La saisie-contrefaçon est un moyen de preuve de la contrefaçon. Ce moyen n'est pas obligatoire.
La saisie-contrefaçon sur la base d'un modèle déposé
Il faut en premier lieu adresser une requête en ordonnance au président du Tribunal de Grande Instance du lieu de la saisie, lequel délivrera l'ordonnance nécessaire à la saisie.
Le président du Tribunal de Grande Instance ne peut pas refuser la saisie mais il peut la limiter à une saisie descriptive, en refusant une saisie réelle d'échantillons.
Le président du TGI peut imposer au requérant un cautionnement. Cette garantie est obligatoire lorsque le requérant est étranger mais semble n'être une cause de nullité que pour la saisie réelle selon la jurisprudence.
Déroulement de la saisie
L'ordonnance peut préciser un délai de validité et le lieu de la saisie, lequel lieu est limité par le territoire du ressort du TGI.
La saisie est effectuée par un huissier choisi par le requérant, qui peut être assisté d'un expert et d'un commissaire de police. L'ordonnance peut également permettre au requérant lui-même d'assister à la saisie.
L'huissier doit remettre au détenteur des objets saisis : - copie de l'ordonnance ; - copie de l'acte constatant le dépôt de cautionnement ; - copie du procès-verbal de la saisie.
La saisie peut porter sur tous les objets de la contrefaçon, ainsi que sur les instruments ayant servi spécialement à la fabrication des objets (moules, plans...). De plus, il est possible de saisir tous documents permettant de rapporter la preuve de l'étendue de la contrefaçon (documents comptables...).
Le requérant doit, dans un délai de 15 jours à compter de la saisie, se pourvoir soit par la voie civile, soit par la voie pénale. Le non-respect de ce délai entraîne la nullité de la saisie (réelle ou descriptive) comme moyen de preuve, mais pas de l'instance. La compétence du tribunal pour l'action n'est pas liée au TGI qui a délivré l'ordonnance. Par exemple, si les deux parties ont fait acte de commerce, seul le tribunal de commerce est compétent.
La saisie-contrefaçon sur la base d'un droit d'auteur
Qu'un modèle ait été déposé ou non, il peut être protégé par les droits d'auteur s'il est original. Cette protection permet de bénéficier d'une procédure très simple en cas de contrefaçon.
Conformément aux dispositions relatives aux droits d'auteur, la saisie a lieu sur simple réquisition d'un commissaire de police par l'auteur ou ses ayants-cause (héritiers, cessionnaires...) sans justifier d'une autorisation préalable.
Selon l'article L 332-1 du CPI, la saisie concerne des "exemplaires constituant une reproduction illicite" de l'oeuvre, et non pas la simple imitation. Le commissaire n'est pas juge de la reproduction et ne peut pas refuser la saisie.

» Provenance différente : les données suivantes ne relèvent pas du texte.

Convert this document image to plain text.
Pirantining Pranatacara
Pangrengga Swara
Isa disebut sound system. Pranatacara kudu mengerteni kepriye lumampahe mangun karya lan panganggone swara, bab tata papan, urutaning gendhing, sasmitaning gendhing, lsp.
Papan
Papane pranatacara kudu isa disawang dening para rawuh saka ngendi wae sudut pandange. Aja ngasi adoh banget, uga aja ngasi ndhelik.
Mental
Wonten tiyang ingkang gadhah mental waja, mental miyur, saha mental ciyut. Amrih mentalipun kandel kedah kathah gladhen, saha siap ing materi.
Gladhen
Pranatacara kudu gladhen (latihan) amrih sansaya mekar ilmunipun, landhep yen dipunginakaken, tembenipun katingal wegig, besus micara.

Cependant, la saisie pourra être reconnue comme étant abusive par le juge de fond.
La saisie est le plus souvent limitée à des échantillons, mais il est possible de constater la réalité et l'importance de la contrefaçon, notamment par les documents comptables ou en entendant des déclarations spontanées des responsables.
Les objets saisis sont mis sous scellés ou sont cachetés ne varietur. Ils peuvent être déposés au Parquet ou au greffe correctionnel du tribunal ou simplement laissés à la garde du saisi.
Le saisissant dispose d'un délai de 30 jours pour saisir la juridiction compétente. Le non-respect de ce délai peut entraîner la mainlevée sur la saisie, mais pas la nullité de la saisie (le procès-verbal pourra être utilisé comme moyen de preuve).
Conformément à l'article L 332-1 du CPI, il est également possible, par ordonnance délivrée par le président du TGI, d'effectuer une saisie aux effets beaucoup plus étendus, comme la suspension de la fabrication pour un délai minimum de 30 jours.